El jefe de Gabinete, Manuel Adorni, rompió el silencio y salió a defender la presencia de su esposa, Bettina Angeletti, en el avión presidencial durante la gira oficial por Estados Unidos. Tras las críticas de la oposición y un pedido de informes en el Congreso, el funcionario explicó en declaraciones televisivas que su mujer lo acompañó por un deseo personal y que todos los costos asociados a su estadía fueron cubiertos con fondos particulares.
La controversia se originó cuando se publicó una imagen de Angeletti junto a la comitiva oficial en la tumba del rabino Menachem Mendel Schneerson, en Queens, en el marco de las actividades de la "Argentina Week". La fotografía encendió las alarmas en la oposición y motivó un pedido de explicaciones por parte del diputado socialista Esteban Paulón, quien solicitó precisiones sobre si la esposa del funcionario viajó a bordo del ARG-01, quién financió el traslado y qué función cumplió en la agenda oficial.
Un pasaje comprado con anticipación
En diálogo con el canal A24, Adorni reveló que Angeletti abordó el avión presidencial desde el inicio del viaje en Buenos Aires y detalló las circunstancias que llevaron a esa decisión. Según su relato, su esposa ya tenía planeado viajar a Nueva York por motivos particulares y había adquirido un pasaje para el 26 de febrero, con un costo de 5348 dólares.

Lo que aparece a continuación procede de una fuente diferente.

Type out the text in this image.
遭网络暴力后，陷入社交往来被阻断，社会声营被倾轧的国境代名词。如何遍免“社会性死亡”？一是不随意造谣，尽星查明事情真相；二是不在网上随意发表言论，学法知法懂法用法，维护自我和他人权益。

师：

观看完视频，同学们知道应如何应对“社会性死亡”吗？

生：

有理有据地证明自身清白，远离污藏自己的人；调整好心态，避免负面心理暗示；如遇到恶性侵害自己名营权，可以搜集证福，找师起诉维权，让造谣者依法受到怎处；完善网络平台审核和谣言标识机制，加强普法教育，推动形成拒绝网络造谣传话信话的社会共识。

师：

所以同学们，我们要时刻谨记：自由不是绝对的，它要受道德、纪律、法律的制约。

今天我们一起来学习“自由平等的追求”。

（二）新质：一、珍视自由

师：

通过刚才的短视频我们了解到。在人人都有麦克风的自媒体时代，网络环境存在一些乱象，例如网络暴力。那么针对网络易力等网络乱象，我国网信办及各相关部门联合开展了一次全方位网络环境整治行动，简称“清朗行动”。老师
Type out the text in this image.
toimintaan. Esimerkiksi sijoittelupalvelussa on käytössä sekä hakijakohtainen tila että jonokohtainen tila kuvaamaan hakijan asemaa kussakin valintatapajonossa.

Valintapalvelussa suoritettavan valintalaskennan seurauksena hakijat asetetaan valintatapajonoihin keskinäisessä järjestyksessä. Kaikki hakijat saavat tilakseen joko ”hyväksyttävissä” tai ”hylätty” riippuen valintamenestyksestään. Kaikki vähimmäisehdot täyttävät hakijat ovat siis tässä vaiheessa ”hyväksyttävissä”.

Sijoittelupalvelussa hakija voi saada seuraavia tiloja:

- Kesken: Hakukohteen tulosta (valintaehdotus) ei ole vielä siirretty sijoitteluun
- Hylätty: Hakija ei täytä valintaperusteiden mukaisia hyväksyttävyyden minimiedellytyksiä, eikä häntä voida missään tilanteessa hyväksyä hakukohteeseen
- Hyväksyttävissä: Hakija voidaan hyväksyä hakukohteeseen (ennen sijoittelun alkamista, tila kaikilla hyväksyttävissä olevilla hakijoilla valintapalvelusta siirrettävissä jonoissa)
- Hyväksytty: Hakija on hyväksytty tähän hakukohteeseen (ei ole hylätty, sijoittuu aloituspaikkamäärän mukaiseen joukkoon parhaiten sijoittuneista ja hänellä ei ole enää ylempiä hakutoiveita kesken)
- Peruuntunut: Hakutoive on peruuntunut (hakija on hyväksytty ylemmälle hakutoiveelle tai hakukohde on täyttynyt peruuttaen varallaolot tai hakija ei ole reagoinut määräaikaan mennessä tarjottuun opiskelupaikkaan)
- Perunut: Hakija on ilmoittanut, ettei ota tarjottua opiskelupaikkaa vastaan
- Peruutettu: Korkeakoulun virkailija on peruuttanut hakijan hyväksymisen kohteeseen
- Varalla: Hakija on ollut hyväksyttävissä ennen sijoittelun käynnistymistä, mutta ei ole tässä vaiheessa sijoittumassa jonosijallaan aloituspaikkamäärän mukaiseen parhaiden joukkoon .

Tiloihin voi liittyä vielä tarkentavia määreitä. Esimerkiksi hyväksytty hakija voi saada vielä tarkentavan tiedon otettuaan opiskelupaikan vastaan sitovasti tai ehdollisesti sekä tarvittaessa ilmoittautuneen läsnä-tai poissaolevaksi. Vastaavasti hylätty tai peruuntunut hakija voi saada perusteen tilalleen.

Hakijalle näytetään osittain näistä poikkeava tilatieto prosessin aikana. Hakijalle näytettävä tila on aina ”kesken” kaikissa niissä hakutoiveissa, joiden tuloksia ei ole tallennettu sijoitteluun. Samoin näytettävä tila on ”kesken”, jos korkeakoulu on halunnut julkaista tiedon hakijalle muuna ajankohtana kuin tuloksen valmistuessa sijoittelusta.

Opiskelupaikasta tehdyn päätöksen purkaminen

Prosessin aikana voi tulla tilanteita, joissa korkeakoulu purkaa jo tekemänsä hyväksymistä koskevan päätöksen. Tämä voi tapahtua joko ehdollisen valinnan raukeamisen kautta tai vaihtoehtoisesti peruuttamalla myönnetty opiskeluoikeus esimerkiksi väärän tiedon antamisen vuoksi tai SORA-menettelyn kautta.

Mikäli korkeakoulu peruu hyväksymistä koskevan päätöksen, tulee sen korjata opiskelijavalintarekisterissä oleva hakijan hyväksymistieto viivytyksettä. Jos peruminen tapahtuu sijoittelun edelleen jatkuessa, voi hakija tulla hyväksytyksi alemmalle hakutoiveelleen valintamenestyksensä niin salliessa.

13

No obstante, una modificación en la agenda oficial alteró los planes originales. "De Nueva York yo pasaba por Miami y quería que me acompañara", explicó el jefe de Gabinete, y añadió que desde Presidencia "la invitaron" a sumarse a la comitiva "porque no había otra forma". Adorni subrayó que se trató de una cuestión personal ante una semana laboral que describió como extenuante: "Vengo una semana a deslomarme a Nueva York, quería que me acompañe".
"Ni un peso del Estado"
Frente a las sospechas de un posible desvío de fondos públicos, Adorni salió al cruce con argumentos contundentes. El funcionario aseguró que la inclusión de su esposa en la comitiva no generó ningún gasto extra para las arcas estatales. Precisó que Angeletti ya tenía abonado su pasaje de ida y que también se hará cargo de los costos de regreso, además de sus propios viáticos, comidas y traslados durante la permanencia en territorio estadounidense.
El jefe de Gabinete fue más allá y afirmó que incluso sus propios gastos personales vinculados al viaje corren por cuenta propia. "Ni siquiera la mía la paga el Estado", sentenció, en un intento por disipar cualquier cuestionamiento sobre el uso de recursos públicos. "No le sacamos un peso al Estado", reiteró con énfasis.
Al ser consultado sobre el pedido de informes impulsado por la oposición en el Congreso, Adorni restó importancia a la iniciativa y respondió con ironía: "Que haga lo que quiera la oposición". Asimismo, evitó ahondar en cuestiones personales: "Sobre mi vida privada yo no hablo. Siempre son los mismos los denunciadores seriales. Si es algo de mi vida privada que no amerita explicar, no lo voy a explicar".
Mayor poder para Adorni
La polémica por el viaje de su esposa se enmarca en un momento de ascenso de Adorni dentro de la estructura gubernamental. En los últimos días, el Ejecutivo decidió ampliar sus facultades al exigir su firma para todas las erogaciones de partidas presupuestarias del Estado, incluida la aprobación de los Aportes del Tesoro Nacional (ATN).
De acuerdo con fuentes oficiales, la medida apunta a fortalecer el control del jefe de Gabinete sobre la gestión, funcionando como un filtro de validación política para cada desembolso. Los ATN, en particular, representan un fondo discrecional de alto valor estratégico en la relación entre la Nación y las provincias, ya que están destinados a cubrir emergencias y desequilibrios financieros, lo que los convierte en una herramienta sensible en la negociación con los gobernadores.
Una reforma reciente en viajes oficiales
El episodio cobra especial relevancia si se considera que, hace menos de diez días, la propia Jefatura de Gabinete impulsó una modificación en el régimen de viajes oficiales al exterior. La nueva normativa establece que las comitivas se limitarán a un máximo de un funcionario por evento internacional y restringe el uso de pasajes en clase ejecutiva a un selecto grupo de altas autoridades.
El texto oficial sostiene que la reforma busca agilizar los circuitos administrativos, disminuir cargas operativas y mejorar la eficiencia en el uso de los recursos estatales. En caso de que se necesite incluir más integrantes en una comitiva, la autoridad solicitante deberá justificar de manera explícita la presencia de cada miembro adicional, un requisito que adquiere especial significado a la luz del reciente viaje del jefe de Gabinete y su esposa.